Why Did Chat Pages Begin Dropping Out Of Search Results?

But if there’s a public link then why did Google start dropping chat pages altogether? Did Google create an internal rule for the search crawler to exclude webpages from the /share/ folder from the search index, even if they’re publicly linked?

Insights Into How Bing and Google Search Index Content

Now here’s the really interesting part for all the search geeks interested in how Google and Bing index content.

The Microsoft Bing search index responded to the Gemini content differently from how Google search did. While Google was still showing three search results in the early morning of February 13th, Bing was only showing one result from the subdomain. There was a seemingly random quality to what was indexed and how much of it.

Why Did Gemini Chat Pages Leak?

Here are the known facts:

Google had a robots.txt in place since the February 8th. Both Google and Bing indexed pages from the gemini.google.com subdomain. Both Google and Bing may have discovered links to the chats and subsequently indexed them. The search engines indexed the content regardless of the robots.txt and then began dumping them.
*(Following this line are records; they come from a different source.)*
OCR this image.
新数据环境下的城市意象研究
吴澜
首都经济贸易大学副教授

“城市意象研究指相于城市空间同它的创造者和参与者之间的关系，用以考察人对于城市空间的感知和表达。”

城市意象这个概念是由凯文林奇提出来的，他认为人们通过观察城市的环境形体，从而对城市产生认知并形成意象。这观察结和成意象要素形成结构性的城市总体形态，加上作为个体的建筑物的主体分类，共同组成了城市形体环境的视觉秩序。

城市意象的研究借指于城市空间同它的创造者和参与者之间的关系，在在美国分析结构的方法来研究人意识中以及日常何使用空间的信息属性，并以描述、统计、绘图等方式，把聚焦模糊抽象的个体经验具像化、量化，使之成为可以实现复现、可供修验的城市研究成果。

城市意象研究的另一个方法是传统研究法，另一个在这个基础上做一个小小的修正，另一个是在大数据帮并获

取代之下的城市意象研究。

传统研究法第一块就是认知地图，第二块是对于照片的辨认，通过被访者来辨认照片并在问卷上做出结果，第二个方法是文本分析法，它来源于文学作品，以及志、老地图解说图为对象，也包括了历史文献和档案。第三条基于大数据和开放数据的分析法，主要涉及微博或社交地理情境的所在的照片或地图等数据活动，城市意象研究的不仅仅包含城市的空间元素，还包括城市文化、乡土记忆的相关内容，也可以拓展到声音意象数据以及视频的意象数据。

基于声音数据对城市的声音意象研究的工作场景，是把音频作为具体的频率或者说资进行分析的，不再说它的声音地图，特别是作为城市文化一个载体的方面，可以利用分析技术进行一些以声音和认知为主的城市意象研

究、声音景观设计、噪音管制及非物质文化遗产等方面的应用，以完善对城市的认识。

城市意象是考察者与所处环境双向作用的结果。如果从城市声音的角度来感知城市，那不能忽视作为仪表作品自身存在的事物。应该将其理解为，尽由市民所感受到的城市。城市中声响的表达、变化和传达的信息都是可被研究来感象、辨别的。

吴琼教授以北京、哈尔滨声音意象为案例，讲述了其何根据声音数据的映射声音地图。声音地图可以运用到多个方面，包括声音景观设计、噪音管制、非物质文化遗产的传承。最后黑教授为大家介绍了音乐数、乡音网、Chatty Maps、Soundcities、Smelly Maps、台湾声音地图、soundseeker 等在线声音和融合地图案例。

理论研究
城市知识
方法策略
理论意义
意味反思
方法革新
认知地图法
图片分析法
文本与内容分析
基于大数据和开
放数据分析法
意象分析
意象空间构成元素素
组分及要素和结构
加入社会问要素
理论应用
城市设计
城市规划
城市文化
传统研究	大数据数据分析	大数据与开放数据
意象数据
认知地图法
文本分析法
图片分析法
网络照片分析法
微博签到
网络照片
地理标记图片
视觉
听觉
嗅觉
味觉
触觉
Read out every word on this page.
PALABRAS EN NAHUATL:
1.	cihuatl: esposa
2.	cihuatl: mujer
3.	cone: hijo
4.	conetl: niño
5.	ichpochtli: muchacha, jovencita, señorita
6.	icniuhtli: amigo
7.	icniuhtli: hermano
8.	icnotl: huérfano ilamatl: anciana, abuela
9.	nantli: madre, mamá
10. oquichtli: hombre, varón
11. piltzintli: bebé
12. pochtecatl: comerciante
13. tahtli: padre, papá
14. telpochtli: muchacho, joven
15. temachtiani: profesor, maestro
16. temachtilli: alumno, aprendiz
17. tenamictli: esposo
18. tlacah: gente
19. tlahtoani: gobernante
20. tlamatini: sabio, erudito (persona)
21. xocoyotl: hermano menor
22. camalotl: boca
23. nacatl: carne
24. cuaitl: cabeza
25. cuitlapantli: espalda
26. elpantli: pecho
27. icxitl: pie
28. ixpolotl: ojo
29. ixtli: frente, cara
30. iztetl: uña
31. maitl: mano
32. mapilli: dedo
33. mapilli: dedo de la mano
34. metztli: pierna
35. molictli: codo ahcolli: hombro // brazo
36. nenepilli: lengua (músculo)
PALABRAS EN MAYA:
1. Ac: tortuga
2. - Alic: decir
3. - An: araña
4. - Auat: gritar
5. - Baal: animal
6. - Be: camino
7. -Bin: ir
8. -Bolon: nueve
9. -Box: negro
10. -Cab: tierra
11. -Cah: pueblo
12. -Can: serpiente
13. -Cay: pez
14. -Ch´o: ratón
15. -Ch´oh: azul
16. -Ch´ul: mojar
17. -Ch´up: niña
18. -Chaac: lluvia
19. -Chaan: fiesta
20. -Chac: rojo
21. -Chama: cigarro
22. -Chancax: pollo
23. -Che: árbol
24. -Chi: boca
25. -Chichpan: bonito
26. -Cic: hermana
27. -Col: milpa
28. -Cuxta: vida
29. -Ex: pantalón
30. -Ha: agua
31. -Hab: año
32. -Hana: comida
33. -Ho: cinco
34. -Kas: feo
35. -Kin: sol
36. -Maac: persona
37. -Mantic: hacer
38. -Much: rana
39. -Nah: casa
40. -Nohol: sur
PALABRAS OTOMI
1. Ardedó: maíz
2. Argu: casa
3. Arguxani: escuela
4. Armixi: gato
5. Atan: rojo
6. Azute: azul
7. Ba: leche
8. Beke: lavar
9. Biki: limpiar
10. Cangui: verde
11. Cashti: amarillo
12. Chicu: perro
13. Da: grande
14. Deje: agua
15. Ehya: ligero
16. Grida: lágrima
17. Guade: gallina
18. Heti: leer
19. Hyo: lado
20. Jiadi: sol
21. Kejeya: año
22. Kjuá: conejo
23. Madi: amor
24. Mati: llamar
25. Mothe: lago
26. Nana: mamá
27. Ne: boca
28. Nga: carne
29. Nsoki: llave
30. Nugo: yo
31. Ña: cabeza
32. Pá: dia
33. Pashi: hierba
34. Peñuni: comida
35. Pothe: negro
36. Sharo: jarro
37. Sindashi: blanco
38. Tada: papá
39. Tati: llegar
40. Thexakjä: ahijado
That brings us back to the question of why these pages started dropping off of the search results of both Google and Bing. My guess is that the Google Gemini chat pages are low quality webpages that are not worth showing for what are essentially longtail searches (site:gemini.google.com/share/). There’s really no useful reason to surface these pages in the search results.

Content that is blocked by Robots.txt can still be discovered, crawled and end up in the search index and if the pages are useful they can also rank, unless they are not useful. I think this may be the case.